Pero vayamos al problema de la creatividad. En el año 2021, se estrenó en Bonn la décima sinfonía de Beethoven, nada menos, terminada por un equipo de científicos y musicólogos que inventaron un algoritmo capaz de imitar, según dijeron, la habilidad artística del compositor. Además de desolador, el resultado es muy elocuente. Basta escuchar unos pocos minutos del engendro para darse cuenta del fiasco. La nueva sinfonía parece el producto de un mediocre y alelado imitador de Haydn con algún chimpún que recuerda a la quinta de Beethoven. Hay muchas composiciones inconclusas que luego discípulos directos del autor han intentado acabar sin éxito. ¿Qué nos hace pensar que una máquina puede hacerlo? Cuando Beethoven murió se acabó con él algo que solo podemos llamar enigma. Su música era fruto de una infinita e irreductible transformación interna de conocimientos, experiencias, intuiciones, ideas e impulsos que no dejaron más rastro que la propia música. Cada vez que una partitura suya se interpreta se evidencia de nuevo el enigma que queda resonando en nuestros oídos. «Lo fantasmagórico de lo ocurrido», como lo llamaba Musil.
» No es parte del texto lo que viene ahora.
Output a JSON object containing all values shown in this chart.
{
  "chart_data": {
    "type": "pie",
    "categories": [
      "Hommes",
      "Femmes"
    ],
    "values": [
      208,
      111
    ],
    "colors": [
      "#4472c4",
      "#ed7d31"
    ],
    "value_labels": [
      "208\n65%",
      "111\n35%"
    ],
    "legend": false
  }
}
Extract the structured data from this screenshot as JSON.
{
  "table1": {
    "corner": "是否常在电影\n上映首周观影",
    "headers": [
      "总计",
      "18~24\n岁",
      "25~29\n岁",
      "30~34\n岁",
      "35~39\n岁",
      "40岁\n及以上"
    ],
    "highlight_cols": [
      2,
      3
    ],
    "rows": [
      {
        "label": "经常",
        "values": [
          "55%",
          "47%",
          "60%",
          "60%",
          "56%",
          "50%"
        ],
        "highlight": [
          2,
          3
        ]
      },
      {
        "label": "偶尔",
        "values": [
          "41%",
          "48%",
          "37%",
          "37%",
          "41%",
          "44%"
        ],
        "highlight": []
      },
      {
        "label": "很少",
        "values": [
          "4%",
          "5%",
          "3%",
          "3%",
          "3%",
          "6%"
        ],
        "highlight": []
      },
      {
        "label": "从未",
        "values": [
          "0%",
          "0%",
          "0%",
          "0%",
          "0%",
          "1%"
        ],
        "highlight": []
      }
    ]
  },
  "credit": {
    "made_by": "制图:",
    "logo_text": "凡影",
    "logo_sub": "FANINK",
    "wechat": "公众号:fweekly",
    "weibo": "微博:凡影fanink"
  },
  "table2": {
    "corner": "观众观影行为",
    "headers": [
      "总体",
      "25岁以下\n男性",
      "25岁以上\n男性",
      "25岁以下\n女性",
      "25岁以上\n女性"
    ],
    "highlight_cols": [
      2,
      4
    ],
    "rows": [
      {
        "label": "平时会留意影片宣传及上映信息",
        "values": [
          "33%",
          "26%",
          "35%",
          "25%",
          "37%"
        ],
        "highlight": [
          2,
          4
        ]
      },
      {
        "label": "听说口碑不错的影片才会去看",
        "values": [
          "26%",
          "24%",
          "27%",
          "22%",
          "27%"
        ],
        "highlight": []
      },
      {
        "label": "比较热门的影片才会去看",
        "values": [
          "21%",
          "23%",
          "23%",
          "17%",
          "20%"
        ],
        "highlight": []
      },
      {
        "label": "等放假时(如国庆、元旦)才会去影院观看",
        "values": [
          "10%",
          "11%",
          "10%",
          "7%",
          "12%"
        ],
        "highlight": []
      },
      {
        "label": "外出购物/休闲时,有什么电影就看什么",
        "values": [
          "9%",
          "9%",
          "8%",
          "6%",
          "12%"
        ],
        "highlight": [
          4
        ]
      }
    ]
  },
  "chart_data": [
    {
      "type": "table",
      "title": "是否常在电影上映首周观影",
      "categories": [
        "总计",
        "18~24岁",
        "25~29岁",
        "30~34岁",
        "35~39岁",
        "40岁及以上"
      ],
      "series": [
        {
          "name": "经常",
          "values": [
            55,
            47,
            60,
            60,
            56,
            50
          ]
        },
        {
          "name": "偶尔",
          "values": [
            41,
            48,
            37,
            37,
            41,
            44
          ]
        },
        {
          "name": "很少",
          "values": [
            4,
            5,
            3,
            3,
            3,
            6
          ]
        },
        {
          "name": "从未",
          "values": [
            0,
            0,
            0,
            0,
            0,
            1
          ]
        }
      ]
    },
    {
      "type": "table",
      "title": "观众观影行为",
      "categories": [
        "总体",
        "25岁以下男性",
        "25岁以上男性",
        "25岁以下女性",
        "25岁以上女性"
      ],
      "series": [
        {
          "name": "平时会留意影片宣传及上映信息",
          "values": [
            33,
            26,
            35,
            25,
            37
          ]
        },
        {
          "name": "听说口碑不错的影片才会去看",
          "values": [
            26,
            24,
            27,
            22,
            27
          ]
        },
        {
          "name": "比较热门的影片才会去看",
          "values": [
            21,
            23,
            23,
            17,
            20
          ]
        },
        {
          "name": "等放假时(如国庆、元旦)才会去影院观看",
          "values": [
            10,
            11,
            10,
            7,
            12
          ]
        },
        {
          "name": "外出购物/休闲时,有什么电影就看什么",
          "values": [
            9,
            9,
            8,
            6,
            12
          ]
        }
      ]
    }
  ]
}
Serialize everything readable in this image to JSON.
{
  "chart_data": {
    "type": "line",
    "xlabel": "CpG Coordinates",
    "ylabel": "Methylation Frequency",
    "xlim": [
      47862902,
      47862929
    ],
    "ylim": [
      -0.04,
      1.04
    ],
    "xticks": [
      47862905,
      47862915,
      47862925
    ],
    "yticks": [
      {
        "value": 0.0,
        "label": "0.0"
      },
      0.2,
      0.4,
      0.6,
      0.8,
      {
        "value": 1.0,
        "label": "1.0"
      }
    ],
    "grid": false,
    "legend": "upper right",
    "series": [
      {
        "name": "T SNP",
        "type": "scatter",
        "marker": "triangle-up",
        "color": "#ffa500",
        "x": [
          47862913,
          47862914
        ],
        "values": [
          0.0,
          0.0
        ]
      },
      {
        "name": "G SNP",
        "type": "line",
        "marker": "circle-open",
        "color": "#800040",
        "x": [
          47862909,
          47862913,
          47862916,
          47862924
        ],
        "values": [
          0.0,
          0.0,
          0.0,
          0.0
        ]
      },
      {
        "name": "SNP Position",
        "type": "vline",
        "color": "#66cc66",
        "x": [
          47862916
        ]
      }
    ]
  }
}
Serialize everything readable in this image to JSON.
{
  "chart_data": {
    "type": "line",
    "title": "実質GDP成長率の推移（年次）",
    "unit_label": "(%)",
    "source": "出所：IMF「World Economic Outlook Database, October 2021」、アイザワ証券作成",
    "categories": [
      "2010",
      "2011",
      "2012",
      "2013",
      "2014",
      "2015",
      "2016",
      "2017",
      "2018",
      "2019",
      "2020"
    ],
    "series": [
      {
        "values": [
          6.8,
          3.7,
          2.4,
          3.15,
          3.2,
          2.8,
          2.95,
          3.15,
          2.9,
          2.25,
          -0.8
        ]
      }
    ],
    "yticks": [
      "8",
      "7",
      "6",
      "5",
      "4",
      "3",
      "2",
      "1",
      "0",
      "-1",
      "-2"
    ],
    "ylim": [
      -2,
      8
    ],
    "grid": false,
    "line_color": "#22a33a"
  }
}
Brahms estuvo años paralizado ante la potencia de su antecesor y cuando al fin se atrevió a componer su primera sinfonía muchos la consideraron una imitación, «la décima de Beethoven», a lo que él solía contestar: «Eso lo ve cualquier idiota». Pero lo extraordinario es que Brahms, en esa sinfonía portentosa, logró sobreponerse a lo que Nitezsche llamó la «melancolía de la impotencia» y atravesar sus propias limitaciones. Es justo lo contrario de lo que hizo el algoritmo de Bonn, diseñado para tratar de reproducir la dimensión externa y cuantificable de la obra de Beethoven. O lo que es lo mismo: nada. Brahms, en cambio, empieza por dejar clara su obsesión con el maestro mediante ese inicio atronador para luego abrirse camino poco a poco entre las ruinas y alumbrar algo nuevo y desconocido, fruto tanto del fracaso y la impotencia como de la afirmación y la alegría. En el último movimiento, los metales y las maderas parecen anunciar un nuevo inicio libre de ansiedad, reconciliado su autor con su propia vivencia de competición y asombro, de inseguridad y osadía. La mecatrónica será muy útil en muchos campos, pero hay determinados supuestos en que puede llegar a ser contraproducente y perjudicial. ¿De dónde surge esta necesidad de que las máquinas nos sustituyan en todo? Las lavadoras nos han liberado de servidumbres muy pesadas, pero la mejor cocina se sigue haciendo con procedimientos rudimentarios. La «inteligencia» artificial es un simulacro de un fenómeno –el pensamiento–, cuya representación técnica está basada solo en principios racionales y mecánicos pero a la que le está vedada el acceso al abismo de irracionalidad, experiencia y contemplación que rodea a eso que llamamos «razón». Como decía Ortega, «razonar es un puro combinar visiones irrazonables». El ChatGTP podrá componer tiradas sobre cualquier cosa en pentámetros yámbicos, pero jamás  pronunciará contra la muerte las palabras del espectro paterno: «Adieu, adieu, Hamlet, remember me«. Porque es a la expresión de nuestra ínfima pequeñez a lo que nunca llegará la máquina.